I have a site which lists some of the more interesting things to have happened on a particular day of the year - http://theylivedthisday.blogspot.com/.

Identifying dates on which things happened is difficult. Many events are quoted differently in different sources.

The first complication is that different countries ran different calendars for many years – the Julian and the Gregorian. By 1752 when Britain adopted the Gregorian calendar there were eleven days difference between the two. A source which quotes something as happening in on 20th October 1700 may or may not have corrected the date to our current calendar. Different countries adopted the Gregorian calendar at different times. Spain, France and parts of Italy adopted it as long ago as 1582 when the Papal Bull was first issued. Denmark, Norway and Germany waited until 1700 to adopt it. Alaska made the change in 1862 but it was not until 1918 that Russia adopted the Gregorian Calendar and Greece waited until 1923.

A further complication was the fact that the civil or legal New Year was celebrated on 25th March so, for example, Pepys’ diary entry for 1st January 1660 follows his entry for 31st December 1660.... To reduce misunderstandings on the date, it was not uncommon in parish registers for a new year heading after 24 March, for example 1661, to have another heading at the end of the following December indicating "1661/62". This was to explain to the reader that the year was 1661 Old Style and 1662 New Style.

But adding "Old Style" (OS) and "New Style" (NS) to dates did not end the confusion. In some cases the terms were used to indicate whether a date had been adjusted from the Julian to the Gregorian and in others simply to show that the start of the year had been adjusted.

In the late eighteenth century some people continued to celebrate their birthdays on the date they were born whilst others adjusted it and celebrated it eleven days later.

Since the introduction of the Gregorian calendar, the difference between Gregorian and Julian calendar dates has increased by three days every four centuries. After 1753, the British tax year continued to operate on the Julian calendar and began on 5 April, which was the “Old style” new tax year of 25th March.

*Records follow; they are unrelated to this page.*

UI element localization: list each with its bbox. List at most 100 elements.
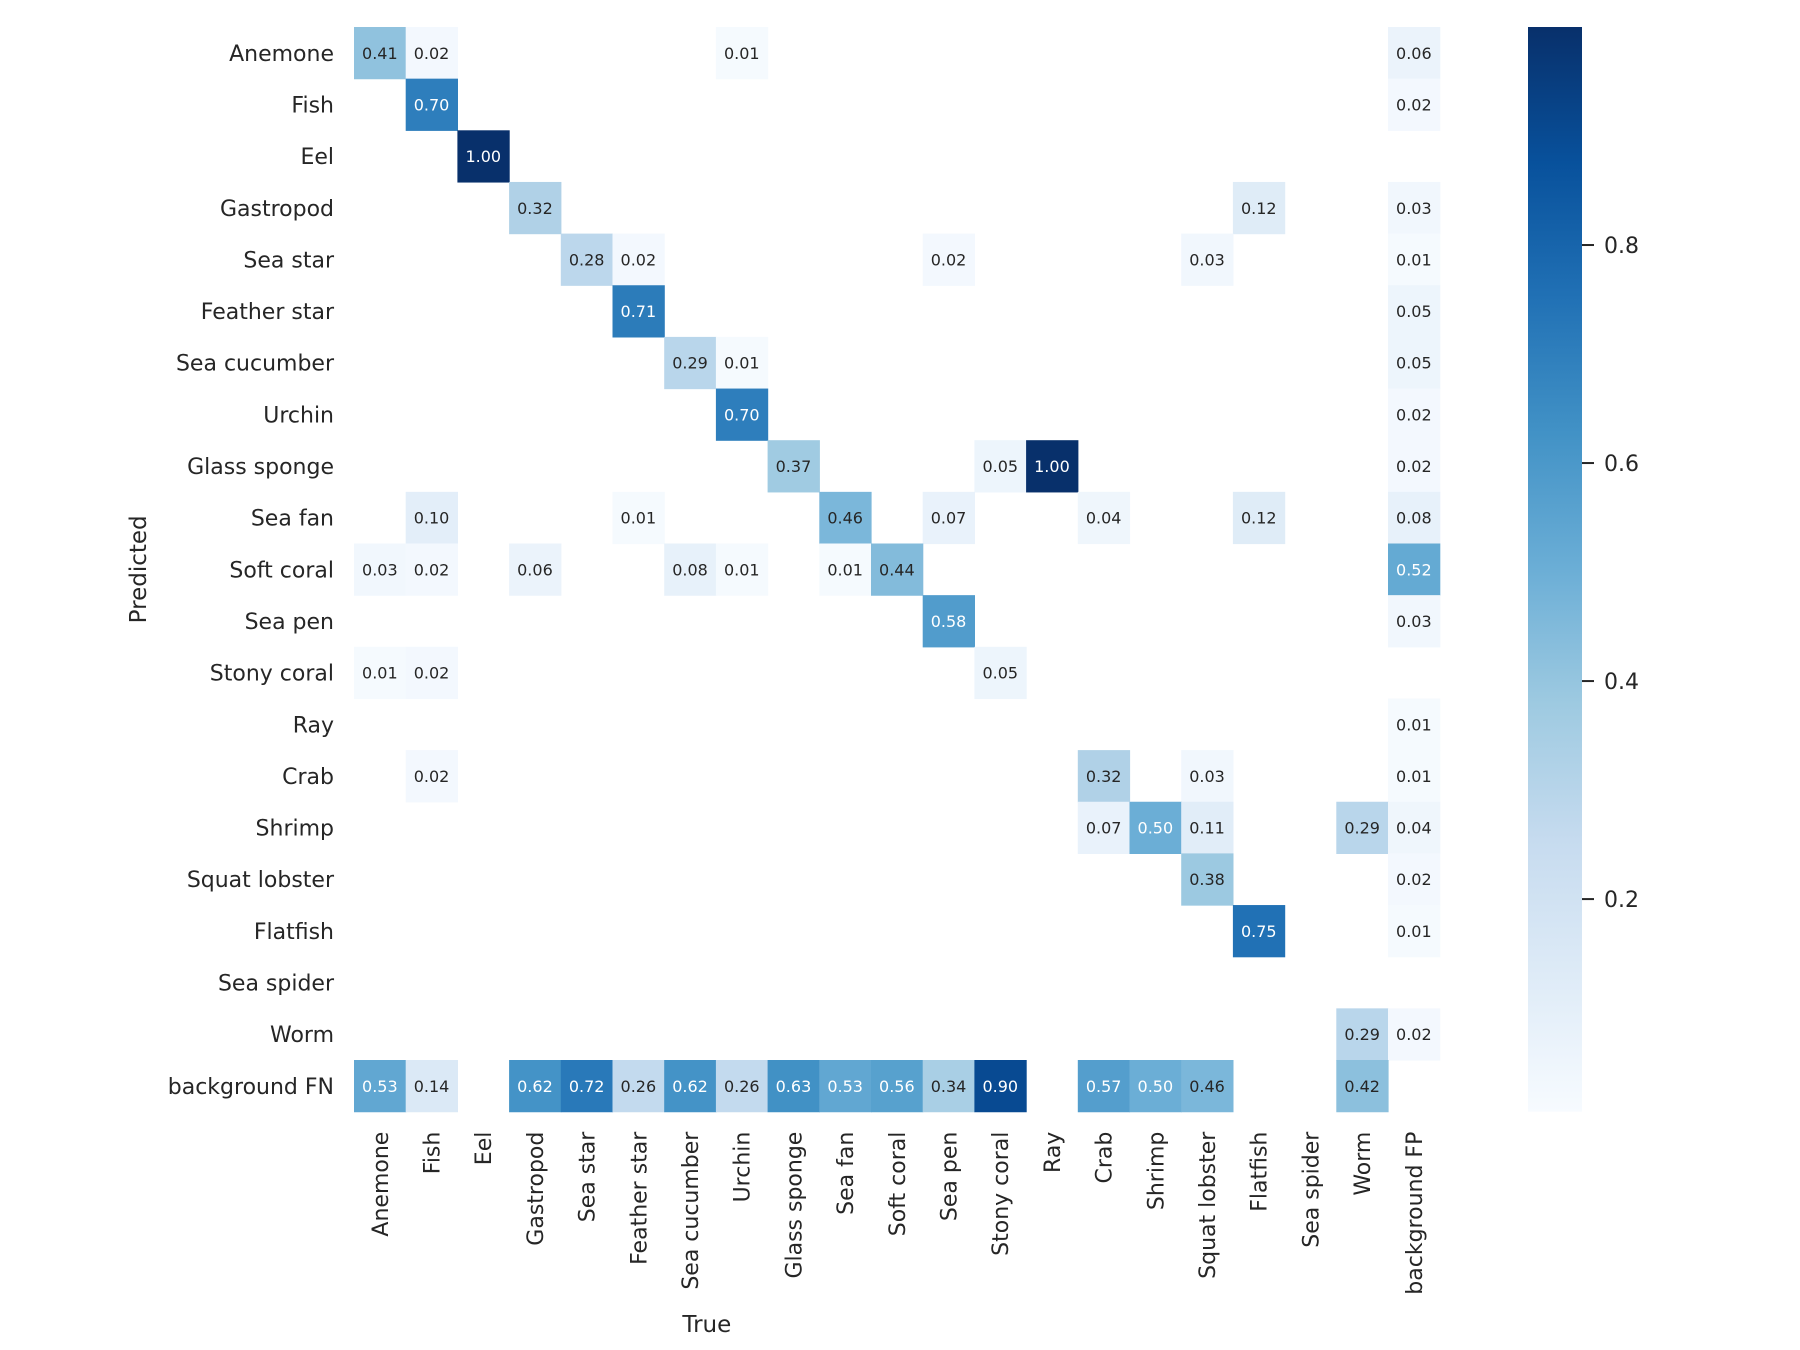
- cell-value-label: 0.01: [724, 44, 760, 63]
- heatmap-cell: [1388, 595, 1441, 648]
- cell-value-label: 0.52: [1396, 560, 1432, 579]
- cell-value-label: 0.02: [414, 44, 450, 63]
- heatmap-cell: [1388, 491, 1441, 545]
- cell-value-label: 0.02: [414, 560, 450, 579]
- heatmap-cell: [715, 27, 769, 80]
- x-tick-label: Sea spider: [1299, 1131, 1324, 1248]
- x-tick-label: Fish: [421, 1132, 446, 1175]
- cell-value-label: 0.70: [414, 95, 450, 114]
- y-tick-label: Sea spider: [218, 972, 335, 997]
- heatmap-cell: [612, 285, 665, 338]
- cell-value-label: 0.02: [414, 767, 450, 786]
- cell-value-label: 0.06: [517, 560, 553, 579]
- cell-value-label: 0.46: [1189, 1077, 1225, 1096]
- heatmap-cell: [974, 1060, 1027, 1113]
- y-tick-label: Flatfish: [254, 920, 334, 945]
- cell-value-label: 0.56: [879, 1077, 915, 1096]
- cell-value-label: 0.42: [1344, 1077, 1380, 1096]
- cell-value-label: 0.01: [1396, 767, 1432, 786]
- heatmap-cell: [1232, 181, 1286, 235]
- heatmap-cell: [1077, 1060, 1131, 1113]
- cell-value-label: 0.02: [1396, 95, 1432, 114]
- heatmap-cell: [1181, 1060, 1234, 1113]
- cell-value-label: 0.07: [1086, 819, 1122, 838]
- cell-value-label: 0.03: [1396, 199, 1432, 218]
- heatmap-cell: [922, 1060, 975, 1113]
- cell-value-label: 0.02: [621, 250, 657, 269]
- heatmap-cell: [1388, 750, 1441, 803]
- cell-value-label: 0.32: [517, 199, 553, 218]
- heatmap-cell: [612, 233, 665, 286]
- cell-value-label: 0.02: [1396, 870, 1432, 889]
- cell-value-label: 0.06: [1396, 44, 1432, 63]
- cell-value-label: 0.08: [672, 560, 708, 579]
- heatmap-cell: [1388, 285, 1441, 338]
- cell-value-label: 0.34: [931, 1077, 967, 1096]
- cell-value-label: 0.04: [1396, 819, 1432, 838]
- colorbar: [1528, 27, 1582, 1112]
- x-tick-label: Squat lobster: [1196, 1131, 1221, 1279]
- heatmap-cell: [1232, 905, 1286, 958]
- x-tick-labels: Anemone Fish Eel Gastropod Sea star Feather s…: [369, 1131, 1428, 1295]
- heatmap-cell: [1388, 853, 1441, 906]
- y-tick-label: Eel: [300, 145, 334, 170]
- cell-value-label: 0.01: [1396, 715, 1432, 734]
- heatmap-cell: [1388, 181, 1441, 235]
- cell-value-label: 0.01: [1396, 922, 1432, 941]
- heatmap-cell: [509, 1060, 562, 1113]
- heatmap-cells: 0.41 0.02 0.01 0.06 0.70 0.02 1.00 0.32 0.12 0.03…: [354, 27, 1441, 1113]
- y-tick-labels: Anemone Fish Eel Gastropod Sea star Feather s…: [168, 42, 335, 1100]
- x-tick-label: Gastropod: [524, 1132, 549, 1246]
- heatmap-cell: [974, 440, 1027, 493]
- heatmap-cell: [405, 78, 458, 131]
- heatmap-cell: [1336, 1060, 1389, 1113]
- heatmap-cell: [1388, 905, 1441, 958]
- heatmap-cell: [922, 595, 975, 648]
- heatmap-cell: [1388, 440, 1441, 493]
- heatmap-cell: [560, 1060, 614, 1113]
- cell-value-label: 1.00: [465, 147, 501, 166]
- x-tick-label: Sea cucumber: [679, 1131, 704, 1290]
- heatmap-cell: [1388, 78, 1441, 131]
- heatmap-cell: [1129, 1060, 1182, 1113]
- cell-value-label: 0.44: [879, 560, 915, 579]
- heatmap-cell: [1026, 440, 1079, 493]
- heatmap-cell: [560, 233, 614, 286]
- heatmap-cell: [1181, 750, 1234, 803]
- cell-value-label: 0.50: [1138, 819, 1174, 838]
- heatmap-cell: [871, 1060, 924, 1113]
- y-tick-label: Sea cucumber: [176, 352, 335, 377]
- heatmap-cell: [922, 491, 975, 545]
- x-tick-label: Urchin: [731, 1132, 756, 1203]
- heatmap-cell: [715, 388, 769, 441]
- y-tick-label: Glass sponge: [187, 455, 334, 480]
- y-tick-label: Urchin: [263, 403, 334, 428]
- colorbar-tick-label: 0.2: [1604, 888, 1639, 913]
- x-tick-label: Soft coral: [886, 1132, 911, 1237]
- y-tick-label: Feather star: [201, 300, 335, 325]
- colorbar-tick-label: 0.4: [1604, 670, 1639, 695]
- heatmap-cell: [1181, 801, 1234, 854]
- heatmap-cell: [1388, 1008, 1441, 1061]
- y-tick-label: background FN: [168, 1075, 334, 1100]
- heatmap-cell: [1388, 543, 1441, 596]
- cell-value-label: 0.02: [1396, 405, 1432, 424]
- cell-value-label: 0.05: [1396, 354, 1432, 373]
- colorbar-ticks: 0.2 0.4 0.6 0.8: [1582, 234, 1639, 913]
- y-tick-label: Sea pen: [245, 610, 334, 635]
- heatmap-cell: [1388, 336, 1441, 390]
- y-tick-label: Soft coral: [229, 558, 334, 583]
- y-tick-label: Crab: [282, 765, 334, 790]
- cell-value-label: 0.53: [362, 1077, 398, 1096]
- cell-value-label: 0.29: [1344, 1025, 1380, 1044]
- heatmap-cell: [1336, 1008, 1389, 1061]
- x-tick-label: Worm: [1351, 1132, 1376, 1196]
- cell-value-label: 0.29: [672, 354, 708, 373]
- x-tick-label: Sea fan: [834, 1132, 859, 1215]
- cell-value-label: 0.08: [1396, 509, 1432, 528]
- x-tick-label: Shrimp: [1144, 1132, 1169, 1210]
- cell-value-label: 0.41: [362, 44, 398, 63]
- heatmap-cell: [1181, 233, 1234, 286]
- cell-value-label: 0.01: [621, 509, 657, 528]
- heatmap-cell: [1232, 491, 1286, 545]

A 12th skipped Julian leap day in 1800 changed its start to 6 April. But just to confuse matters even further it was not changed when a 13th Julian leap day was skipped in 1900, so the tax year in the UK still begins on 6 April.

Another confusion from a couple of centuries ago was the length of time news took to travel across the world. If someone died in New Zealand the news would take many weeks to get by ship to England and then weeks more to cross the Atlantic on the clippers. The date on which the event happened would be pretty irrelevant six or ten weeks later. (an amusing example of the slowness of communication was the Battle of New Orleans of January 8th 1815. Andrew Jackson led his US troops to victory in the Battle of New Orleans between the US and Great Britain in the War of 1812 but the war had actually ended in 1814 No one in New Orleans knew!

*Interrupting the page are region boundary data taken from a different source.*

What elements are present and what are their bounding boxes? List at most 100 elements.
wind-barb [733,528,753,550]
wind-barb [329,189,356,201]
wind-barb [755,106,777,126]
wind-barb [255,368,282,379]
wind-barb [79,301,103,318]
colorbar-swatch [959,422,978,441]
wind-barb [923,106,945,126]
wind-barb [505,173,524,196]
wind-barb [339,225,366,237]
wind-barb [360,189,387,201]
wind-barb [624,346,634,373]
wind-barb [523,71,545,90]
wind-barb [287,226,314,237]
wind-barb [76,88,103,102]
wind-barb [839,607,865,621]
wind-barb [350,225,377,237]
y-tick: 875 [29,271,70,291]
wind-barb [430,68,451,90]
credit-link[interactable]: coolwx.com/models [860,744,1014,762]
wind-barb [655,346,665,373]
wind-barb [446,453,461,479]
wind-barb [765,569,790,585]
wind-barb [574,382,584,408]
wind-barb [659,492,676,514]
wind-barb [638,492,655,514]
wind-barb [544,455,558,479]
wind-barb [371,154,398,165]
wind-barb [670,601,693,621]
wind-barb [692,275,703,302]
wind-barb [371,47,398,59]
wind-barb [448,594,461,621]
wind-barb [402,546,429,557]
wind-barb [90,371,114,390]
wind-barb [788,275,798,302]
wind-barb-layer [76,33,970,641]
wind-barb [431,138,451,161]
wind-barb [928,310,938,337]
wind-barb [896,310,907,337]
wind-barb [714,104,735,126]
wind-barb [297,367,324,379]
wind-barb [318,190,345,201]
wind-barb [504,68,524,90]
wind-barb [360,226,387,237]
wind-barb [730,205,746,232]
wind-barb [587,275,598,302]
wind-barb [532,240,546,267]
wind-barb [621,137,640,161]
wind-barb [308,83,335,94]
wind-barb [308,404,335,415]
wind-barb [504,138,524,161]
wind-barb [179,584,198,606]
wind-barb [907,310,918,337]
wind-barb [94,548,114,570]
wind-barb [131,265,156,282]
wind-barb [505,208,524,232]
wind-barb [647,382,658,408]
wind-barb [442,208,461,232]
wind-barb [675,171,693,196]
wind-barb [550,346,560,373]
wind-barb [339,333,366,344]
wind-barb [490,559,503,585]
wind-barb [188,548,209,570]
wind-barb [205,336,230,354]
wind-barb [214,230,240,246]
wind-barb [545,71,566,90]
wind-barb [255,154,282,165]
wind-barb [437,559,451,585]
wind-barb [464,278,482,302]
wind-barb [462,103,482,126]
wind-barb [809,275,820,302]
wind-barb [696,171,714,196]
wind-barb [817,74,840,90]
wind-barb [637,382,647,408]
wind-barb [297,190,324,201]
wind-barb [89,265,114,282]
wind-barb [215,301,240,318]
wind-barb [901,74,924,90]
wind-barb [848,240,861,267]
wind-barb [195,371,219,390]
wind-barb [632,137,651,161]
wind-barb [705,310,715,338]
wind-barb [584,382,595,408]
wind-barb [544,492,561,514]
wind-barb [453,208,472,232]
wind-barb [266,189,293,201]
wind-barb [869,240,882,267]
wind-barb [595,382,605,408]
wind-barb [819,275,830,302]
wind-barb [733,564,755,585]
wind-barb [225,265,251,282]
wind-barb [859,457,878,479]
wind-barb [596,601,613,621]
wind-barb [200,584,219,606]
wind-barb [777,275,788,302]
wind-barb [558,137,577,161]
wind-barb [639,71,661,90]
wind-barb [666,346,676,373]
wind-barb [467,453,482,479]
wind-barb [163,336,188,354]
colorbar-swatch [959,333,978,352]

Ah well, even if dates from years gone by are sometimes questionable, at least nowadays there is no such confusion. Modern communications are so fast that anything which happens anywhere in the world may be known about within minutes anywhere else.

At least, I thought there could be no confusion until Sir Edmund Hilary died. He died in the early morning of Friday, 11 January, in Auckland Hospital, New Zealand. Obituaries were coming in thick and fast in Britain on 10th January because we are thirteen hours behind New Zealand. So we had a situation where a man’s obituaries were being published a day before he died! In years to come anyone looking to check what date he died would find most sites showing 11th January and yet checking original sources would show it on the 10th January early evening news programmes in the US.